Anaximander, the First Cartographer
- Anaximander most likely drew this map so it could be used to improve navigation and trade between the colonies around the Mediterranean Sea and
Black Sea. - "Further, there cannot be a single, simple body which is infinite, either, as some hold, one distinct from the elements, which they then derive from it, nor without this qualification. For there are some who make this (i.e. a body distinct from the elements) the infinite, and not air or water, in order that the other things may not be destroyed by their infinity. They are in opposition one to another air is cold, water moist, and fire hot and therefore, if any one of them were infinite, the rest would have ceased to be by this time. Accordingly they say that is infinite is something other than the elements, and from it the element arise." Aristotle. Phys. G, 5, 204 b 22 (R. P. 16 b).

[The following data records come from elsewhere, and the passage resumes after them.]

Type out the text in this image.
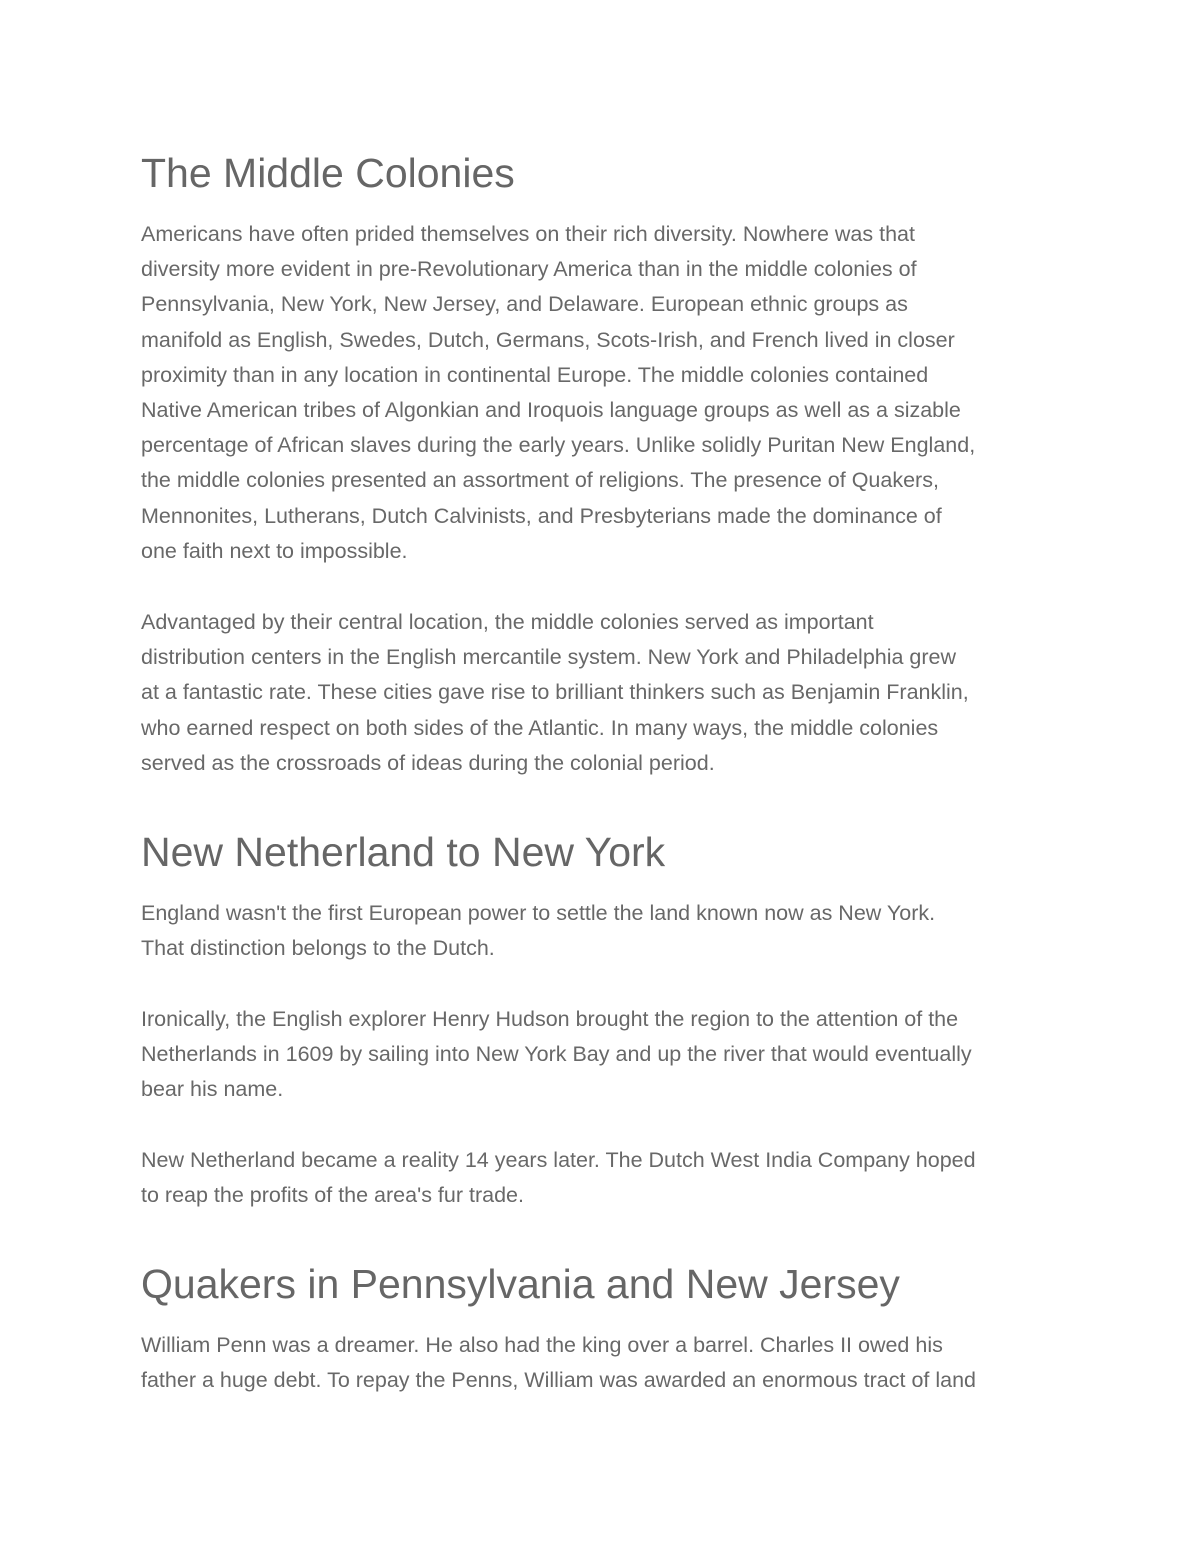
The Middle Colonies
Americans have often prided themselves on their rich diversity. Nowhere was that
diversity more evident in pre-Revolutionary America than in the middle colonies of
Pennsylvania, New York, New Jersey, and Delaware. European ethnic groups as
manifold as English, Swedes, Dutch, Germans, Scots-Irish, and French lived in closer
proximity than in any location in continental Europe. The middle colonies contained
Native American tribes of Algonkian and Iroquois language groups as well as a sizable
percentage of African slaves during the early years. Unlike solidly Puritan New England,
the middle colonies presented an assortment of religions. The presence of Quakers,
Mennonites, Lutherans, Dutch Calvinists, and Presbyterians made the dominance of
one faith next to impossible.
Advantaged by their central location, the middle colonies served as important
distribution centers in the English mercantile system. New York and Philadelphia grew
at a fantastic rate. These cities gave rise to brilliant thinkers such as Benjamin Franklin,
who earned respect on both sides of the Atlantic. In many ways, the middle colonies
served as the crossroads of ideas during the colonial period.
New Netherland to New York
England wasn't the first European power to settle the land known now as New York.
That distinction belongs to the Dutch.
Ironically, the English explorer Henry Hudson brought the region to the attention of the
Netherlands in 1609 by sailing into New York Bay and up the river that would eventually
bear his name.
New Netherland became a reality 14 years later. The Dutch West India Company hoped
to reap the profits of the area's fur trade.
Quakers in Pennsylvania and New Jersey
William Penn was a dreamer. He also had the king over a barrel. Charles II owed his
father a huge debt. To repay the Penns, William was awarded an enormous tract of land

- "He declares that at first human beings arose in the inside of fish, and after having been reared like sharks, and become capable of protecting themselves, they were finally cast ashore and took to land." Plutarch Symp. Quaest, 730 f (R. P. 22.)
- Anaximander's writing is lost. In this fragment, the sentence in bold is the only sentence that survived:
- "Of those who declared that the first principle is one, moving and indefinite, Anaximander... said that the indefinite was the first principle and element of things that are, and he was the first to call the first principle indefinite [apeiron]. He says that the first principle is neither water nor any other of the things called elements, but some other nature which is indefinite, out of which come to be all the heavens and the worlds in them. The things that are perish into the things out of which they come to be, according to necessity, for they pay the penalty and retribution to each other for their injustice in accordance with the ordering of time, as he says in rather poetical language." Simplicius. Commentary on Aristotle's Physics.